Wenn man dagegen ist, dann wird einem von den Befürwortern immer wieder vorgeworfen, dass man die Trauer der Opfer nicht ausreichend berücksichtigt oder dass man gar Täter schützen will, die eindeutig ihr Recht auf ein Leben in unserer Gesellschaft verwirkt hätten. Und genau hier will mal ansetzen:
Es geht mir nämlich nicht um den Täter, dessen Taten ich natürlich ebenfalls verabscheuungswürdig finde. Es geht mir ausschließlich um die Opfer. Man könnte behaupten, dass der Gerechtigkeit der Opfer (oder eher der Familie des Opfers) genüge getan wird, wenn der Staat im Gegenzug auch dem Täter das Leben nimmt. Solche Gerechtigkeitsvorstellungen findet man im Alten Testament aber auch in vielen anderen Rechtskulturen. ABER der Staat kann keine Einzelfälle entscheiden. Wenn die Todesstrafe im Rechtssystem als Strafe eingeführt wird, dann muss der Staat (in Person des Richters) wenn bestimmte Voraussetzungen erfüllt sind, töten. Die Gerechtigkeit, die der einen Opfergruppe zukam, muss dann automatisch auch allen vergleichbaren Opfergruppen zukommen, denn wenn es die Todesstrafe gibt, dann ist sie Gesetz und tritt bei Erfüllung vom Gesetzgeber definierter Bedingungen sozusagen automatisch in kraft. Bis hierhin klar, oder?
Mit dieser Grundlage überschreiten wir sämtlich deutsche und europäische Rechtsvorstellungen und treffen auf das Hauptproblem der Todesstrafe: die Todesstrafe ist (nach ihrer Vollstreckung) IRREVERSIBEL! Ab Vollstreckung hat der Staat keine Möglichkeit mehr sein Urteil zu revidieren. In allen Ländern und zu allen Zeiten, wo die Todesstrafe ausgeübt wurde kam es zu Fehlurteilen, da jedes Rechtssystem GRUNDSÄTZLICH nicht unfehlbar ist. Die Voraussetzung, dass der Tatbestand zweifelsfrei (im absoluten Sinne) feststeht sind in der Praxis nicht gegeben. Wenn in 100 Jahren Todesstrafe der Staat auch nur einen Menschen durch ein Fehlurteil umbringt, hat die Todesstrafe schon ihre Berechtigung verloren.
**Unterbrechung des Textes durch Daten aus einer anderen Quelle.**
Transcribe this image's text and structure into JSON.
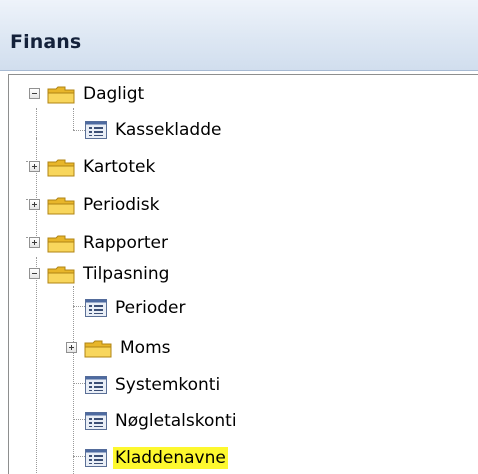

Es wurde ja hier schon erwähnt: der Staat hat die Aufgabe seine Bürger zu schützen. Durch eine gesetzlich vorgeschriebene Todesstrafe kann der Staat dieser Pflicht nicht mehr nachkommen.
Im Endeffekt kann der Staat seine Bürger nie ganz davor schützen Opfer von Gewaltverbrechen zu werden. Aber ein Staat hat die Wahl zu vermeiden, ob er selbst das Risiko eingeht Bürgern das Recht auf Leben zu nehmen oder ob er darauf verzichtet.
Wenn wir die Todesstrafe einführen würden, hätten wir irgendwann einen Menschen, der fälschlicherweise getötet werden würde. Dieser Mensch ist dann ein Opfer des Justizsystems und es existiert dann wieder eine Opferfamilie. Wir müssen also abwägen, ob wir dem Rachegedanken von Opfern genüge tun wollen oder ob wir ALLE Bürger vor Unrecht schützen wollen.
Da wir mit dem Vollzug der Todesstrafe nichts ungeschehen machen können, finde ich es wichtiger das Leben Unschuldiger zukünftig weiter zu schützen und damit weitere Opfer zu vermeiden (siehe Anfang der Argumentation). Das hochentwickelte Justizsystem der USA ist das beste Beispiel dafür, dass Fehlurteile systemimmanent und damit unvermeidbar sind.
...und das ist nur eine Argumentation unter vielen...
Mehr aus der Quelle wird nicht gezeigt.